FROM meeting in a pub and getting changed in a village hall, football in Bartestree has come a long way from its origins with work on and off the pitch pushing them forwards.

The club started off in 1959 on a pitch behind the New Inn, accessible by a lane beside the old Village Hall, where players would change.

The pitch was on parkland owned by Wilcroft Hall, and although now a housing estate, the old oak that was once pitch-side still remains.

The on-field formation and tactics at that time was typical of that used throughout England.

Five forwards, three half-backs, two full-backs and one goalkeeper meant attacking football and plenty of goals – for example in September 1963 Bartestree shared 16 goals with Saunders Valve.

Some of the players were members of the SAS, and used fake names (Jack Frost, Bronco Lane) to prevent their regiment from finding out that they were taking part.

However, their suntans from serving in Borneo were described as a 'dead give-away'.

Local derbies against Mordiford, saw hundreds of spectators at matches behind the New Inn.

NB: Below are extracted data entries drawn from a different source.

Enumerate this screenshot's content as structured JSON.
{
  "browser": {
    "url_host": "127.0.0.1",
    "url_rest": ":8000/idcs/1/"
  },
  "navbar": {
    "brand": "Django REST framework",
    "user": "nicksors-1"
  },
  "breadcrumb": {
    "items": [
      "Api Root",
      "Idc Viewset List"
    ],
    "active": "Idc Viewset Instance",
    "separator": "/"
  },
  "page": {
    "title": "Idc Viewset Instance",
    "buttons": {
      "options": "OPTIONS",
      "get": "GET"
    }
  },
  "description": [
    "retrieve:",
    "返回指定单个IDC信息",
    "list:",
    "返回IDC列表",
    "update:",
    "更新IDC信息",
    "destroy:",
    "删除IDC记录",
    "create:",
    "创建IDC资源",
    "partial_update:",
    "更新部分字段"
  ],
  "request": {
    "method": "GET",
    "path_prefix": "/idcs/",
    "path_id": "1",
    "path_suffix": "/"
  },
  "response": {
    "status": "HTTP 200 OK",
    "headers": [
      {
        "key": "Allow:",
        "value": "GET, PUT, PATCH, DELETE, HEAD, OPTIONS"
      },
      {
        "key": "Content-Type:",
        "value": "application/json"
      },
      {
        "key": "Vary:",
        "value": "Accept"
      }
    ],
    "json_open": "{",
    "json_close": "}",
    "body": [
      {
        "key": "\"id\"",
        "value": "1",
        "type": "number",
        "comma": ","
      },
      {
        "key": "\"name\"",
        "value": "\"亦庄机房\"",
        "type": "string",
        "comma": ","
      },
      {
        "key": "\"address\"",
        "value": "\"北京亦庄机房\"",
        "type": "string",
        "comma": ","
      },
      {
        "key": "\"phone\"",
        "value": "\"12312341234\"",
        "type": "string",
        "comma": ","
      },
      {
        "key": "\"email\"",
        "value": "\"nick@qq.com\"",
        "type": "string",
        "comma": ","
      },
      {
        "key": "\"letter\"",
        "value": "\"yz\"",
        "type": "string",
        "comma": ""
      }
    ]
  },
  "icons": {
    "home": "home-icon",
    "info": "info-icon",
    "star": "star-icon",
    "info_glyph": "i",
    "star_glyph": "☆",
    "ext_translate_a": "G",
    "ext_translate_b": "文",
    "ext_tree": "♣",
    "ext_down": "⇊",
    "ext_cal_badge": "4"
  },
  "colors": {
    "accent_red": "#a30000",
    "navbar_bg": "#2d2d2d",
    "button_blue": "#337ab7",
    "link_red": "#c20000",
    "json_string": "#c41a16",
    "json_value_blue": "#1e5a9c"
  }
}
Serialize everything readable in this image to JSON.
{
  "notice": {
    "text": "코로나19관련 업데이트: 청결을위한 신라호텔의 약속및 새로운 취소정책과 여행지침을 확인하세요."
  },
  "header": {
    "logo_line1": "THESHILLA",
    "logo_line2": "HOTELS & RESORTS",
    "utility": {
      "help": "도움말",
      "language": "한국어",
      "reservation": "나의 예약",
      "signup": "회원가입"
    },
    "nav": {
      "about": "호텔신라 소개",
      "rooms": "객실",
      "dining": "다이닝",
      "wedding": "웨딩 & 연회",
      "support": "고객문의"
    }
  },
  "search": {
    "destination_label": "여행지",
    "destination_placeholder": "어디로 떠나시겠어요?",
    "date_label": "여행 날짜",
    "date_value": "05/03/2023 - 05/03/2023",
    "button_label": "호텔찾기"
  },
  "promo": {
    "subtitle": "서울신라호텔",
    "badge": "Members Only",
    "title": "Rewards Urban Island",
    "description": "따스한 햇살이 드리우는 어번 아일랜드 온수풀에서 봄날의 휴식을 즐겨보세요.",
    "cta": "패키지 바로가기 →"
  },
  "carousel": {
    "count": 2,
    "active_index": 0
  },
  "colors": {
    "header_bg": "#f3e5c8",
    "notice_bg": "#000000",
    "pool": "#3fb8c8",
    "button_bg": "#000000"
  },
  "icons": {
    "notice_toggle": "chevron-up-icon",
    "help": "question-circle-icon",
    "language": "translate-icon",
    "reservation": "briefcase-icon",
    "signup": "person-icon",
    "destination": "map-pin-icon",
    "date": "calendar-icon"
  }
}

The club folded in 1966, just as the rest of England went football-mad in the wake of the World Cup.

The new club was born in September 1992, when Lugwardine Primary School stopped offering after-school football.

Two of the dads – Nigel Shore and Sean Powell – stepped in and started organising football on Saturday mornings in the school grounds.

At around this time the club badge was designed, with the acorn and oak leaf being a nod to the oak tree logo of Lugwardine Primary School.

Saturday football moved to the new fields behind the newly built Bartestree Village Hall and with increased numbers the first junior teams were entered into leagues in September 1998.

The name was changed to Bartestree Football Club and a new era began.

Five years after the foundation of Bartestree FC as a junior football club, some of the original juniors were looking for senior football, so chairman Keith Locke took the decision to enter a senior team into the fourth division of the Herefordshire Football League.

That first season (97/98) the boys took some hammerings, including a club-record 13-0 defeat at Burghill with 118 goals conceded in 20 league games.

Paul Harriman played for Holme Lacy, but made the move to Bartestree to be joint player-manager (with Dave Price) from the start of 98/99.

He oversaw promotion to Division 3, and in his third and final season (00/01) ‘Harry’ raised the HFL Peterson Cup with a 2-1 victory over Skenfrith at Bulmer’s Sports Ground.

Phil Andrews came to play for Bartestree at the start of the 00/01 season before taking over as player-manager, he managed the club for 10 successful seasons, taking the club from Division 2 up to the Herefordshire Premier.

At the end of season 10/11, Andrews invited Dave Cadwallader (who was at Lads Club) to get involved with the latter taking first team management.

Cadwallader's drive saw the club rise above Herefordshire League football for the first time into the Midland League while off-field improvements to their ground continued.

Following Cadwallader's departure last year the club have moved back to competing in the Herefordshire Premier.